Men whose genomes contain a polymorphism in the gene for manganese superoxide dismutase (MnSOD) that results in an alanine (A) instead of a valine (V) at the corresponding codon 16 exhibit a 10-fold increase in aggressive prostate cancer risk when those in the lowest tertile of anti-oxidant intake are compared to those in the highest. The MnSOD encoded by the A-expressing allele partitions more efficiently to the mitochondria where it may promote cancer development by increasing the production of H2O2 from superoxide or due to its inherent ability to function as a peroxidase to generate oxidative damage. Increased cancer risk among MnSOD(A) men is also associated with the presence of a polymorphism in the anti-oxidant selenium-dependent glutathione peroxidase-1 (GPx-1) protein and the selenium transport protein SEPP1. Based on these human epidemiological data, it is proposed that MnSOD exists at the center of an axis of a small number of anti-oxidant molecules that together contribute to the risk of prostate cancer, and perhaps also contribute to determining whether that cancer is of the more dangerous aggressive type.
The first aim of the proposal is to use human prostatic cells in culture to recapitulate the human data by manipulating MnSOD and GPx-1 genotype and levels, and determining the consequences to reactive oxygen species generation and damage to biomolecules under controlled experimental conditions. In the second aim, the effects of MnSOD and GPx-1 levels in promoting carcinogenesis will be investigated using human primary prostatic cells that will be engineered to over-express these proteins, allowed to form prostaspheres in 3D culture and implanted under the renal capsule of nude mice. These structures ultimately develop into tumors. Xenograft studies with human prostate tumor cells engineered to over-express different MnSOD and GPx-1 alleles injected into nude mice will also be conducted to evaluate the effect of these proteins on tumor growth. The same endpoints investigated in the first aim will be assessed in the mouse prostatic tissues.
The third aim i s to determine whether MnSOD genotype predicts risk of recurrence/progression in two independent case series of patients with clinically organ-confined prostate cancer, 400 cases from the Cooperative Prostate Cancer Tissue Resource (CPCTR) using a case vs. non-recurrent control study design and 200 cases from an ongoing NIH-supported prospective cohort study of lifestyle determinants of prognosis.
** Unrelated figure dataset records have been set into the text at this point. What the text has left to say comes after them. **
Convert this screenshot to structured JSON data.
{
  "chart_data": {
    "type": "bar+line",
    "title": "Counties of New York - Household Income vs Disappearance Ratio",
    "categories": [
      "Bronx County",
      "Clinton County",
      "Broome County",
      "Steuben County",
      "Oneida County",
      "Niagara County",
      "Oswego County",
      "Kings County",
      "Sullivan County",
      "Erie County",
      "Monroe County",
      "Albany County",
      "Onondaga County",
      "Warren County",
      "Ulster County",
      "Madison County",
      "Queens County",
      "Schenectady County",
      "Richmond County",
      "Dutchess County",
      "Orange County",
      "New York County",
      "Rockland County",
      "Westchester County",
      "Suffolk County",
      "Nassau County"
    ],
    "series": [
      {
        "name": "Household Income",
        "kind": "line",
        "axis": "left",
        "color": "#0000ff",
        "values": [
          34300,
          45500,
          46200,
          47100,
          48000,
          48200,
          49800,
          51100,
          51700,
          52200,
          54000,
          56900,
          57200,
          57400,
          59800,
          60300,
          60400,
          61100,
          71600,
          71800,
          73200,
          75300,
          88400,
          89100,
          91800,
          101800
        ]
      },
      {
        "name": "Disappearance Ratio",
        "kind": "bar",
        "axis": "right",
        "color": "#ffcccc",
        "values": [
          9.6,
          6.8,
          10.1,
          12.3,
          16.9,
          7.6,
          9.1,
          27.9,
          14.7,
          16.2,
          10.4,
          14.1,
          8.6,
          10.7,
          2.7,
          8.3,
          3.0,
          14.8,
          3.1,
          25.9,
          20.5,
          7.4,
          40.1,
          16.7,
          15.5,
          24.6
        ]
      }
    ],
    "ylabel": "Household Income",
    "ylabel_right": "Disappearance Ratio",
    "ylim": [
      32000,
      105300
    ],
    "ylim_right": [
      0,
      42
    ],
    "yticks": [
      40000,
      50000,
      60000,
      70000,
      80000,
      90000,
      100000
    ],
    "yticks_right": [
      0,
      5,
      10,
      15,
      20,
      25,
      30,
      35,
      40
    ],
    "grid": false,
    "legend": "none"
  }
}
The secondary goal is to explore the interaction of MnSOD genotype with GPx-1 and SEPP1 genotype and with antioxidant intake with respect to recurrence/progression risk. It is anticipated that the results f these studies will elucidate some of the important determinants of prostate cancer risk, allowing for better prediction as to whose prostate cancer will progress, and providing new targets for individualized preventive and therapeutic interventions.
Human epidemiology has revealed a remarkable impact of dietary antioxidant intake, as well as polymorphisms in the gene for the GPx-1 anti-oxidant protein, in the risk of aggressive, clinically significant prostate cancer among carriers of a common allelic variant of the MnSOD gene. By studying the mechanism of this interaction in model systems and determining the predictive value of MnSOD allelic identity, novel approaches may be developed to reduce prostate cancer mortality.